Capítulo 7

Frustrada, Alex salió al jardín. Un movimiento en el granero llamó su atención y se acercó para ver qué era.

– ¿Tú también has venido a decirme que soy un monstruo sin corazón? -preguntó Rinaldo al verla.

– No, yo no voy a decirte eso. Después de lo que pasó anoche, sé que no eres así.

– ¿A qué te refieres?

– Te vi, Rinaldo. Te vi con Brutus.

Él se quedó callado un momento.

– Tonterías.

– Estaba allí mientras cavabas la tumba de tu perro y lo vi todo.

– Tienes una poderosa imaginación -murmuró Rinaldo, sin mirarla-. Gino y tú hacéis buena pareja.

– ¿Crees que Gino estaría interesado en saber lo que vi? Voy a hacer la prueba…

– No, espera. No le digas nada. Además, no es asunto tuyo lo que yo haga.

– Pero es verdad, ¿no? Perder a Brutus te ha roto el corazón. ¿Por qué lo niegas?

– ¡Porque no es asunto de nadie!

– Pero Gino es tu hermano. ¿Por qué no compartes tus sentimientos con él?

– No me gusta compartir mis sentimientos.

– Eso ya lo sé. Pero Brutus era todo lo que tenías… y ha muerto, Rinaldo. ¿Con quién vas a compartir tus sentimientos ahora?

– Un perro es otra cosa. Ellos no dicen nada, no juzgan nada, no se meten en nada que no les concierna… ¿por qué has tenido que venir a Belluna a interferir en mi vida?

– Creo recordar que tú casi me obligaste.

– Y fue la peor idea que he tenido nunca.

– Dijiste que debía entender este sitio y eso es lo que estoy haciendo. Estoy aprendiendo que nada es lo que parece.

– ¿Qué significa eso?

– Tú, por ejemplo. Intentas parecer algo que no eres -contestó Alex-. Te escondes de todos, incluso de tu hermano. Excepto de Brutus.

– Déjalo ya -murmuró Rinaldo, apretando los labios.

– Lo siento, sé que no es asunto mío, pero no puedo evitar involucrarme. ¿Por qué no dejas que te ayude?

– ¡Yo no necesito ayuda de nadie!

– Es demasiado tarde, Rinaldo. Sé lo que vi anoche.

Él se volvió entonces para mirarla, pero no estaba furioso. Cansado, más bien.

– ¿Cómo podrías ayudarme tú?

– Ya, entiendo… Piensas que soy la culpable de todos tus problemas, ¿no?

– Eso no es verdad. Sé que no es culpa tuya lo de la herencia. La culpa es de mi padre. Un hombre en el que yo confiaba y que, al final…

– Eso es lo que te duele, ¿verdad?

Los ojos de Rinaldo estaban llenos de resignación, pero una resignación desesperada.

– Sí. Solíamos quedarnos despiertos hasta las tantas, hablando de la granja, de los problemas… y durante todo ese tiempo me escondió la verdad. No confiaba en mí lo suficiente como para contarme que había hipotecado la granja y que podríamos perderla.

– No fue así, Rinaldo.

– ¿Y tú cómo lo sabes?

– Porque… no sé, tengo la extraña impresión de haber conocido a tu padre. Todo el mundo habla tan bien de él, todos dicen que era tan simpático, tan alegre, siempre viendo el lado bueno de la vida… Supongo que por eso era una persona encantadora y un padre cariñoso, pero no un buen granjero.

– Es cierto.

– Pero tú eres un hombre práctico. Supongo que le hablarías de los problemas de la granja.
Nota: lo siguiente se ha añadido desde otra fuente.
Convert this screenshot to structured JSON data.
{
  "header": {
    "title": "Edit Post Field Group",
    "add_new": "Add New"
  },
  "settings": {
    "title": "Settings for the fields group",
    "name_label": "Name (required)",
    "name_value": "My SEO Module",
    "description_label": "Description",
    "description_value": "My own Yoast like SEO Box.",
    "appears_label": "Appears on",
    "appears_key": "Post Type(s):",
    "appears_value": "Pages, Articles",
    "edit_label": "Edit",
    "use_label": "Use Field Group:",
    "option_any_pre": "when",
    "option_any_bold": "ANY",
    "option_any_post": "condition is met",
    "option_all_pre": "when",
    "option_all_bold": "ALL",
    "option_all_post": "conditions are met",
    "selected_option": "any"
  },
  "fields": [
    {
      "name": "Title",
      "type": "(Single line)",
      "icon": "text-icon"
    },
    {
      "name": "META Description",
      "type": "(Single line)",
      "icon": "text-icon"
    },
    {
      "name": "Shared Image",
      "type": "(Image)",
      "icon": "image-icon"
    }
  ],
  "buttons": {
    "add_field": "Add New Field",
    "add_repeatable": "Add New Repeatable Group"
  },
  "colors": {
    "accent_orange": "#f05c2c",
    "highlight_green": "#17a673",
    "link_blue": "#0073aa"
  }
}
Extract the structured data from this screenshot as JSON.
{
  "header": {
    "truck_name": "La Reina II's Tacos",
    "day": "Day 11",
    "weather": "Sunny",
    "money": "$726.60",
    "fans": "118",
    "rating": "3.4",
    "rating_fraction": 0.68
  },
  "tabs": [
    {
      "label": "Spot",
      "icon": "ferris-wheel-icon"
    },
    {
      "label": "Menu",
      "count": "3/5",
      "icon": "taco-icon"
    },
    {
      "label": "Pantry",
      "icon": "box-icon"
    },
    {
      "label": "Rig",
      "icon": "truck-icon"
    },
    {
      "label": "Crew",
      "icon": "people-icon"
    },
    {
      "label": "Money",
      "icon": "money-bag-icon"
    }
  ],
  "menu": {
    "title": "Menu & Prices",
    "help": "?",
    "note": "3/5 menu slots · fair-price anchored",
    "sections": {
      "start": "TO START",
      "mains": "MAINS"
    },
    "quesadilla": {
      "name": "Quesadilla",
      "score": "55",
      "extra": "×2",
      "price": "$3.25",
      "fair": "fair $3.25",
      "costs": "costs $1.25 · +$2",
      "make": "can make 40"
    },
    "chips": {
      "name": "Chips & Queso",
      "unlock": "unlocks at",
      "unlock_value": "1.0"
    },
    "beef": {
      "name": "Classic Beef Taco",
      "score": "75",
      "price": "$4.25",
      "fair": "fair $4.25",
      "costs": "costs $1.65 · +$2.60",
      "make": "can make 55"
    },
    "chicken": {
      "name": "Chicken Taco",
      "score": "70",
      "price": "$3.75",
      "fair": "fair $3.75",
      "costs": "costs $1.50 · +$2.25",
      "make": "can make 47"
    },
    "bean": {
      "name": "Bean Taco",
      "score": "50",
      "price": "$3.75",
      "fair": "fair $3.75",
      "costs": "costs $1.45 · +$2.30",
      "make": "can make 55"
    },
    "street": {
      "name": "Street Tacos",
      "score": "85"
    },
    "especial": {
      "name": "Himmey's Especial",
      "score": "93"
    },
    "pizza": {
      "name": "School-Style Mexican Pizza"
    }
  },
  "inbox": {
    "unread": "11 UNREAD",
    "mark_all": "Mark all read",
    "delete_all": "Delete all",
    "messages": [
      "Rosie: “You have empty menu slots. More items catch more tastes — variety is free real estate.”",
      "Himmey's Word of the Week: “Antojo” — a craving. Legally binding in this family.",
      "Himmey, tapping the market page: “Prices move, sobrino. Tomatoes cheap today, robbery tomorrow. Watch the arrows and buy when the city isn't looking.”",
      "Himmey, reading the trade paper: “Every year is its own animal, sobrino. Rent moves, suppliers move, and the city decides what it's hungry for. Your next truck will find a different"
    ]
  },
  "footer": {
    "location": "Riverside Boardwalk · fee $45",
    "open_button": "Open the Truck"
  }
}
– Lo intentaba, pero… mi padre tenía su propia forma de ver la vida.

– Sí, hay gente que no aprende nunca. Hay gente que siempre espera un milagro. Yo creo que tu padre confiaba en ti absolutamente, que estaba seguro de que arreglarías cualquier cosa que él hubiera estropeado.

– ¿Cómo iba a pensar…? -Rinaldo no terminó la frase. Se quedó mirando al vacío, pensativo.

– ¿Qué?

– Nada.

– Tú mismo has dicho que con el dinero de la hipoteca habéis levantado esta granja.

– Sí. La inversión nos hizo prosperar como nunca.

– Entonces, entenderás que para tu padre fuese importante guardar el secreto. Seguramente, jamás se le ocurrió pensar que pudiera morir antes de pagar el préstamo. Y seguramente también pensaba deciros algún día, como un niño: «¿Lo veis, veis lo listo que soy? Pedí un préstamo y ahora nuestra granja es la mejor de la zona».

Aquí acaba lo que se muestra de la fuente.